Refuting Universalism with the Pure Scriptures
Nowhere in the Evangelicon or Apostolicon is universal reconciliation taught. Scripture speaks of judgment as something to fear, and of God’s final recompense: “Vengeance is mine; I will repay, saith the Lord” (Romans 12:19). God’s love is not coercion, nor does mercy cancel justice. The Father permits rejection, and those who reject Him embrace destruction. Love that cannot be refused is not love at all.
Transmigration, where it applies, does not overturn this boundary. It serves the Father’s mercy toward those who lacked Gospel light or who have not committed the Eternal Sin. It does not guarantee that every soul will be saved, because Christ Himself names a sin that “shall not be forgiven” (Evangelicon 11:9).
The Hope of the Righteous
We reject the expectation of an earthly millennium or a national kingdom. Christ reigns now from heaven. His return will bring final judgment and the eternal state. The promises are fulfilled in the new creation, not in a restored Israel.
Paul says: “For if we believe that Jesus died and rose again, even so them also which sleep in Jesus will God bring with him” (1 Thessalonians 4:14). Only the redeemed inherit the Kingdom. “Flesh and blood cannot inherit the kingdom of God” (1 Corinthians 15:50).
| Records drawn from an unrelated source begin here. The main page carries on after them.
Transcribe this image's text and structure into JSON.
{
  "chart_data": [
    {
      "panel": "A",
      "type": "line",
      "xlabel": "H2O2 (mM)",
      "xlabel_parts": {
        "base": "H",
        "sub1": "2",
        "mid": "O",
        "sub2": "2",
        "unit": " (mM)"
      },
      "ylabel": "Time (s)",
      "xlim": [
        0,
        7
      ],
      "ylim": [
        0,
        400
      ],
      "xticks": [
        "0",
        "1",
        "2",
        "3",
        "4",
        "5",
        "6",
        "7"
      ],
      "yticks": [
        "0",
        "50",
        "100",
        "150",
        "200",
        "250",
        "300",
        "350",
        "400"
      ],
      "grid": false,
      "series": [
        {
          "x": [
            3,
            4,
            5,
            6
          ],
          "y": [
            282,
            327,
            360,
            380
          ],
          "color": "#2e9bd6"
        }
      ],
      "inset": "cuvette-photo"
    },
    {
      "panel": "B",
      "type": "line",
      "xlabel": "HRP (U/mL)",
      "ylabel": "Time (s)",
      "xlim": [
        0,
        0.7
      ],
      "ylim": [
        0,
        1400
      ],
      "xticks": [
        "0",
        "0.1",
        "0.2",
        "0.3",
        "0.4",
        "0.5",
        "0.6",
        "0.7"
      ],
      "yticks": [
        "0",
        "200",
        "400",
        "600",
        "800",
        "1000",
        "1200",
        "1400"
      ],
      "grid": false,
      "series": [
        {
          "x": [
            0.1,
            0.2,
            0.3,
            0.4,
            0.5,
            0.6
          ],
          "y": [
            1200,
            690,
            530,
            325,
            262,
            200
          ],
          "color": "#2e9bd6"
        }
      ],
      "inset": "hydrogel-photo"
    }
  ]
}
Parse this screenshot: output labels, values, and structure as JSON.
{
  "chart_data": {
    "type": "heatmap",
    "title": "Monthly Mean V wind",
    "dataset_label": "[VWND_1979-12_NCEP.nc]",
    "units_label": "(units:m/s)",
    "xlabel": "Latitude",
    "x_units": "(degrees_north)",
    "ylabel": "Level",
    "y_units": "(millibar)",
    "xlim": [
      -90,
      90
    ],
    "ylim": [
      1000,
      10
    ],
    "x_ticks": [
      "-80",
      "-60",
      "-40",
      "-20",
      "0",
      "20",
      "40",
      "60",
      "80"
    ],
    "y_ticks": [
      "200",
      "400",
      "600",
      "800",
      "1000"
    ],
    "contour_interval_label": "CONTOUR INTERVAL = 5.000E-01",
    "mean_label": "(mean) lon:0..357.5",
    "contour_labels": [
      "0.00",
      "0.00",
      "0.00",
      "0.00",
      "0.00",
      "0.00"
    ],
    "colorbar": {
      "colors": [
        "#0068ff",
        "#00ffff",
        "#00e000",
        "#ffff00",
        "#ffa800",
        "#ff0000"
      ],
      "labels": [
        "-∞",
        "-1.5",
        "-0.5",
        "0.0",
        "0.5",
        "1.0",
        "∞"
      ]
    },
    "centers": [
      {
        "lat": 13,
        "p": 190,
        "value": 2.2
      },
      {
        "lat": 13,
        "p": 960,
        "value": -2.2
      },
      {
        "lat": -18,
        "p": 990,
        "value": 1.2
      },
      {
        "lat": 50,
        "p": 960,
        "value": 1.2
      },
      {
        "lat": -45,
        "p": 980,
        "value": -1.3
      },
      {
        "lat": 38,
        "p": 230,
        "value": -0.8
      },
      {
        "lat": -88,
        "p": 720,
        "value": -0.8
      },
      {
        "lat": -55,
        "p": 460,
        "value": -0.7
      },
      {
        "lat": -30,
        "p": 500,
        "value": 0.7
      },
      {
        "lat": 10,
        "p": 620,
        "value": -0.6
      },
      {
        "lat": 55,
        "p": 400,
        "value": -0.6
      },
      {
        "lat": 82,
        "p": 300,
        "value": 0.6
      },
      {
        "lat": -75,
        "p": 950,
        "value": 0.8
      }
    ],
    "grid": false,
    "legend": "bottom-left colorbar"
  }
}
The inheritance is spiritual, and it belongs to those made alive in Christ.
Conclusion: The Father’s Victory and the End of All Things
The Testamentum is clear: immortality is a gift for those in Christ. The wicked, the unrepentant, and the fallen angels will face everlasting destruction. They will be consumed and remembered no more. Those who did not hear the Gospel, or who have not committed the Eternal Sin, are not abandoned to the accidents of history, for the Father’s mercy can reach them in due season, and the spiritual souls awakened by Christ ascend to the Father’s kingdom.
Justice is upheld: evil is judged and removed. Mercy is revealed: none are tormented forever, and the righteous live eternally. Paul declares: “When Christ, who is our life, shall appear, then shall ye also appear with him in glory” (Colossians 3:4). Amen.